Un coût très élevé, une technologie propriétaire : des risques pour le futur….

Le projet en 2005 avait un coût déjà élevé de 282 millions d’euros en investissement et 64 M euros en achat de rames. A la fin de cette année l’investissement a dérapé de 110 M euros pour atteindre 392 M euros. Quel sera le coût final ?
Le risque existe de ne plus pouvoir faire de mise en concurrence lors du renouvellement ou de l’extension du matériel : il n’y a en effet pas de concurrence possible sur ce système breveté. Ce projet annoncé à l’origine comme moins coûteux que les tramways classiques risque au final de se révéler plus cher en investissement et en fonctionnement. Les rames sont plus chères à l’achat par nombre de passagers transportés que dans le cas du tramway des Maréchaux, comme le montre le calcul simple ci-dessous :

Villes

Coût d’une rame Nombre de places par rame Coût par place
Paris (2006) 2,52 M€ 304 8 300 €
Clermront-Ferrand* (2006) 2,15 M€ 225 9 500 €

* : Système Translohr retenu pour notre tramway 2006 monpremiertramway.jpg

Le projet actuel : Les Verts proposent
Longueur de la ligne 14 km 17km
Nombre de stations 21 24
Capacité 225 personnes (rames) +160 personnes (Busway)
Temps d’attente aux heures de pointe 3 min 30 2 min 30
Temps d’attente aux heures creuses 7 min 5 min
Vitesse moyenne 20 km/h 20 km/h
Population desservie 65 000 habitants +100 000 habitants
(Malakoff, Montrouge
et Paris 14ème en plus)
Emplois desservis 90 530 emplois + 100 000 emplois
Trafic journalier estimé 82 000 voyageurs + de 100 000 voyageurs
Trafic annuel estimé 22 millions de voyageurs + 25 millions de voyageurs
Coût hors matériel roulant 391,8 M€ HT environs 100 M€ HT
Coût du matériel roulant 64 M€ HT (30 rames) environ 30 M€ HT (65 bus)
Coût TOTAL 456 M€ Environ 130 M€

Il s’agit pourtant de l’un des projets de transport en commun le plus cher de France, et son coût est en train de déraper.

… et les inconvénients.

Des critiques ont pointé qu’à l’inverse d’un tramway conventionnel, le système de guidage du Translohr est un système propriétaire. C’est-à-dire qu’une fois l’infrastructure installée, seul du matériel Lohr peut utiliser le rail, ce qui impose un seul prestataire lors du renouvellement du parc de véhicules. En effet équipées d’un système tram classiques, les villes de Nantes ou Strasbourg n’ont pas hésiter à sélectionner un constructeur autres que le constructeur initial lors de l’extension du réseau : Strasbourg, la ville de l’Eurotram (Bombardier) a choisi le Citadis et Nantes, la ville qui a vu rouler le premier tram d’Alstom, a choisi le constructeur Bombardier.

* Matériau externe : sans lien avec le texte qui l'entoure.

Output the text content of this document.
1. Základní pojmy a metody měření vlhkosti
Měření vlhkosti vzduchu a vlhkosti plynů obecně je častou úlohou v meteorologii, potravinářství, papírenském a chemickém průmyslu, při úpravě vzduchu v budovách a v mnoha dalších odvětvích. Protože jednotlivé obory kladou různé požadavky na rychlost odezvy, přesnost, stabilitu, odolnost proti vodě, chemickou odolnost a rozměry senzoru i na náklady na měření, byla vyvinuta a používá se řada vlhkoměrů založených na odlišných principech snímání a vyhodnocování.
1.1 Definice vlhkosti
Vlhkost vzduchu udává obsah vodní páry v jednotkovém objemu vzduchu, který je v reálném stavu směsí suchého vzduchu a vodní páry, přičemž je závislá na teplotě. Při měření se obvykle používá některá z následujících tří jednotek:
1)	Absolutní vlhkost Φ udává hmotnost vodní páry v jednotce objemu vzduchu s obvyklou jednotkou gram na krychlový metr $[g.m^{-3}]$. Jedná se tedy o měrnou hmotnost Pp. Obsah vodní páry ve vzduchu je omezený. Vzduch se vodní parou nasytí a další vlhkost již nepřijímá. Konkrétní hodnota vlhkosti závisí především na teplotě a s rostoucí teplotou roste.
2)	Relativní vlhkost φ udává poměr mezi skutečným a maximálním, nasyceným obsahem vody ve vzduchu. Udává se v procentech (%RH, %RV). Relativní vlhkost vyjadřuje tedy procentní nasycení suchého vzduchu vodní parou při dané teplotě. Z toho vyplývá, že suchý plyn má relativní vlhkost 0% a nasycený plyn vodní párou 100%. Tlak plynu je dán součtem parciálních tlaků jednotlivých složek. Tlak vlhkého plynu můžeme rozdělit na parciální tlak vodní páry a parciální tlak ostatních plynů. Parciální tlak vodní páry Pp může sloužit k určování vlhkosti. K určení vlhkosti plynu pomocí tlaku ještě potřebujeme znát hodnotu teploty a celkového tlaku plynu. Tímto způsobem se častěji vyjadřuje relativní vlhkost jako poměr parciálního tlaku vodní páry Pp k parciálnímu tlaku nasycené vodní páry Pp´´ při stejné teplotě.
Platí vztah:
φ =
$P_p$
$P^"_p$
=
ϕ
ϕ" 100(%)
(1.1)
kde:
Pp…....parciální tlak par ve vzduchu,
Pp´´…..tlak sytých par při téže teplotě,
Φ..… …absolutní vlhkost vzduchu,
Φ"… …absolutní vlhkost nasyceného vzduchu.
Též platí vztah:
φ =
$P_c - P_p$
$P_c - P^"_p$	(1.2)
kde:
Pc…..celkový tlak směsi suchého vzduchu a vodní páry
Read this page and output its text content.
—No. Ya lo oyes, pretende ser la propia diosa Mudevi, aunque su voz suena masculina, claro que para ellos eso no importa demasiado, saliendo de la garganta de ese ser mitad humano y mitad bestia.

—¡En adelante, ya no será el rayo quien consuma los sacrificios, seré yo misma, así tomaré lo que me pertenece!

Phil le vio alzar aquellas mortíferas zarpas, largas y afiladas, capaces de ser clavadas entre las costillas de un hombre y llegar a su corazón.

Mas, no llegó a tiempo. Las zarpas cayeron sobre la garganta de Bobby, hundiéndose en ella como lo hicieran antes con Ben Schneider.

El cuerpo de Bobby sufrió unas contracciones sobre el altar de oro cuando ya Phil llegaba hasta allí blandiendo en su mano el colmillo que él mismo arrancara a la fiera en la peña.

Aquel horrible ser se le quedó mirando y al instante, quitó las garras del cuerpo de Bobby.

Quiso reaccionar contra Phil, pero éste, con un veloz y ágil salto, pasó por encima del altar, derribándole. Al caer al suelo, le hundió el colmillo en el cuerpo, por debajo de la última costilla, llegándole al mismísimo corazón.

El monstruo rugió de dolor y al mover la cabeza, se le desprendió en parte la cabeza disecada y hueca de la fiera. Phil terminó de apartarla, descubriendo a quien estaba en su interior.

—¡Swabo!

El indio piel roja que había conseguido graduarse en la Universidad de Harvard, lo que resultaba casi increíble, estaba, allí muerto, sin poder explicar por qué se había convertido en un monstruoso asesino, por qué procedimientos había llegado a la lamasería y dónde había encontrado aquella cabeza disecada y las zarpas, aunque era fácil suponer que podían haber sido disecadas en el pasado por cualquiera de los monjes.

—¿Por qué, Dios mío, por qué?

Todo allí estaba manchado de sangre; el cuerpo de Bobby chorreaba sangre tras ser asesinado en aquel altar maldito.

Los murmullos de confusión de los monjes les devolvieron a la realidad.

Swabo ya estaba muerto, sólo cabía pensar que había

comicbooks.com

  • Ce tramway a une largeur faible : la circulation intérieure sera très compliquée 2,20 contre 2,65 m pour un tramway classique.
  • Il y a risque d’orniérage de la chaussée (comme à Caen au bout de 2 ans).
  • Par ailleurs le guidage central ne sera pas débrayable, bloquant toute la circulation des tramways sur une file en cas de panne.

Le système de roulement pneu/enrobé est à première vue plus économique à la construction mais laisserait apparaître des problèmes liés à l’usure naturelle des pneus (qu’il faut changer 2 fois par an). De plus, l’adhérence supérieure des pneus pèse sur la consommation énergétique du véhicule.

Les revêtements de plate forme s’usent plus rapidement du fait du contact local pneu/enrobé lié au guidage entraînant un effet d’orniérage. Ces ornières peuvent créer de l’inconfort pour les passagers ainsi qu’une usure plus rapide du matériel. Des problèmes similaires ont été rencontrés avec le système TVR à Nancy et Caen. Le Translohr ne permet pas de faire de réaménagements esthétiques comme un tramway classique du fait de la nécessité d’un espace de roulement pour les pneus. Les voies engazonnées ou pavées sont donc impossibles. La légèreté du véhicule laisse également peser des doutes sur la durée de vie de ce matériel hybride entre bus et tram.

Le rail du Translohr est dangereux pour les cyclistes.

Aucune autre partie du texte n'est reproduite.